Dans l'administration fédérale, les rivalités entre fonctionnaires sont légion. Au sein du Département fédéral des affaires étrangères (DFAE), les diplomates entretiennent des rapports parfois difficiles avec les humanitaires de la Direction du développement et de la coopération (DDC). Les diplomates jalousent les budgets bien garnis de la DDC et se méfient de son chef, Walter Fust, personnage influent à Berne et qui a pratiqué dans le passé une politique étrangère très personnelle, par exemple lors de la guerre du Kosovo. Récemment, le conflit s'est envenimé: comme l'a appris Le Temps, certains diplomates accusent la DDC d'avoir mis sur pied un «service de renseignement parallèle» qui, dans leurs esprits, s'apparente à de l'espionnage.

L'objet de la discorde s'appelle FAST (pour «Early Analysis of Tensions and Fact-finding», en Français «analyse précoce des tensions et recherche des faits»), un projet introduit en 1998 par la DDC dans le but de détecter les situations de crise dans les pays où travaillent ses employés. FAST est administré par la Fondation suisse pour la paix, une organisation non gouvernementale basée à Berne, mais son budget (1,6 million de francs par an) est pris en charge par la DDC. L'expérience cauchemardesque du Rwanda – où les coopérants suisses continuaient leur travail sans se douter de rien au moment où le génocide de 1994 a commencé – est à l'origine de l'intérêt de la DDC pour FAST.

Disponibles gratuitement sur Internet (www.swisspeace.org), les rapports FAST, rédigés en anglais, ont l'air bien inoffensifs: la dernière «évaluation des risques» concernant la Serbie et le Monténégro comprend un graphique décrivant l'évolution de la stabilité politique et des incidents violents et conclut que «tout conflit armé d'importance grande ou moyenne peut être exclu» dans un proche avenir. Mais certains diplomates pensent que FAST ressemble furieusement à un réseau de renseignement politique, c'est-à-dire d'espionnage: «Le vrai problème, explique l'un d'eux, c'est que FAST emploie un réseau d'informateurs locaux qui sont rétribués par la Suisse. Si les autorités locales venaient à connaître l'existence de ce réseau, cela pourrait nuire à nos relations bilatérales et aux informateurs eux-mêmes. Dans les Balkans, ces gens ne risquent peut-être pas leur vie, mais que se passera-t-il si des informateurs suisses sont découverts en Asie centrale ou dans le Caucase?»

La DDC rejette ces reproches: «C'est un système transparent et ouvert, au contraire d'un service de renseignement», explique son porte-parole Harry Sivec. Les informateurs locaux de FAST sont certes rétribués – un tiers environ du budget est destiné à leur rétribution – mais leurs analyses s'appuient sur les médias locaux et d'autres sources ouvertes, non sur des activités clandestines. Le «vrai problème», expliquent des personnes impliquées dans le projet, n'est pas la réaction des pays concernés mais l'empiétement que représente FAST pour des diplomates dont l'une des principales missions est d'analyser la situation politique des pays où ils sont stationnés.

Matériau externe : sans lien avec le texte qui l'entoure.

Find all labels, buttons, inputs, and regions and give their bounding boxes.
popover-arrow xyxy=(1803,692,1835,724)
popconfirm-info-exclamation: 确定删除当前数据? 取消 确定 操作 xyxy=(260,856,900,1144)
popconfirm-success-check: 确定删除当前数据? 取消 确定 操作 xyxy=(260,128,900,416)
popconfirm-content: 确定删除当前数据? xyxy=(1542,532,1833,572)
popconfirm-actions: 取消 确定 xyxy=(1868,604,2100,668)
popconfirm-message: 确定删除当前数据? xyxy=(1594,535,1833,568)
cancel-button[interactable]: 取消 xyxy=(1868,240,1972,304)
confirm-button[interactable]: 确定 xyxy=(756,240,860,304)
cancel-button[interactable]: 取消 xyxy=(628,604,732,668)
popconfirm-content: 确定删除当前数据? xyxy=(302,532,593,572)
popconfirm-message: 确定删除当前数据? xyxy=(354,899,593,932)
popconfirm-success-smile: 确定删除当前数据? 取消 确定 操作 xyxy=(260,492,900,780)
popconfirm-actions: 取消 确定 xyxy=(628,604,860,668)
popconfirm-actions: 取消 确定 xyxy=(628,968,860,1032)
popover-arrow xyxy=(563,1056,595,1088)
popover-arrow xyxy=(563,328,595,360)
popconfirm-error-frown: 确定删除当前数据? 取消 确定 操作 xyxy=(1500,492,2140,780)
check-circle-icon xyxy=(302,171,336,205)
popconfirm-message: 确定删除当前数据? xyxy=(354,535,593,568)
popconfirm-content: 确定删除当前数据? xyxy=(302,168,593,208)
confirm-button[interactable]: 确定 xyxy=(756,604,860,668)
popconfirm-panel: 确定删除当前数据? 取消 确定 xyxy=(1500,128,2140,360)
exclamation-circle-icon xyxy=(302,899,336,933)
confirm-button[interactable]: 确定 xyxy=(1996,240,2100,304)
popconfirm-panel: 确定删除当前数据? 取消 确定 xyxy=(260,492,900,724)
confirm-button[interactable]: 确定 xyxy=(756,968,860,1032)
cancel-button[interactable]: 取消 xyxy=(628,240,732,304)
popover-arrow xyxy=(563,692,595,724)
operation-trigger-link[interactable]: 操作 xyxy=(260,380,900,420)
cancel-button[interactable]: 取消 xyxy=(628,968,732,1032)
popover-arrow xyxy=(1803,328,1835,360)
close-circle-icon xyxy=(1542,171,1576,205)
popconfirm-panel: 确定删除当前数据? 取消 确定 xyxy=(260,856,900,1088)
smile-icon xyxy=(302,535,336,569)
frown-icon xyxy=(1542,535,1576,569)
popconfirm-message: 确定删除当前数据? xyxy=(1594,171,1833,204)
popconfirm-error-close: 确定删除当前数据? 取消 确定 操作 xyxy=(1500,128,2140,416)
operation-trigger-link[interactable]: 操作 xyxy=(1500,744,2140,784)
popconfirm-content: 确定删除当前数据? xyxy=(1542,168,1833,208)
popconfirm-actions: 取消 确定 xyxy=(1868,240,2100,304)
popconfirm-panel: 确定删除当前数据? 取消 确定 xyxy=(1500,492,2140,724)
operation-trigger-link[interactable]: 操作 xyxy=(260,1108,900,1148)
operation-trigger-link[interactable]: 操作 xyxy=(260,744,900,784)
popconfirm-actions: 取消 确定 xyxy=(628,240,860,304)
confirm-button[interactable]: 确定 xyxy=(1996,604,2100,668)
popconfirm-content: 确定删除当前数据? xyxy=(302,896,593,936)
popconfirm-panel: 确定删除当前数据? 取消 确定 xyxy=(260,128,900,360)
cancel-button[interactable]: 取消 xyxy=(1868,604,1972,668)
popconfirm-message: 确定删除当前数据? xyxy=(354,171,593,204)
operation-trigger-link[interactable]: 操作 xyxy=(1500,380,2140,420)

La question a néanmoins paru suffisamment sérieuse au secrétaire d'Etat Franz von Däniken, le numéro deux du DFAE, pour qu'il l'inscrive à l'ordre du jour d'une réunion qui aura lieu le 13 décembre entre diplomates et responsables de la DDC. Certains employés du DFAE espèrent que le secrétaire d'Etat mettra fin au projet FAST séance tenante, mais cela est bien peu probable: la DDC a déjà investi plusieurs millions de francs dans la constitution de son système de détection précoce, et supprimer le projet apparaîtrait comme du gaspillage. Selon Heinz Krummenacher, responsable de FAST au sein de la Fondation suisse pour la paix, «le but de la réunion est de trouver une ligne commune avec la direction politique du DFAE». Les diplomates pourraient être associés à la direction du projet, ce qui permettrait de l'étendre à de nouveaux pays. D'autres secteurs de l'administration – douanes, économie, finances… – et même d'autres Etats, comme la Suède, seront sans doute encouragés à participer: les responsables de FAST cherchent encore 600 000 francs pour boucler le budget de l'an prochain.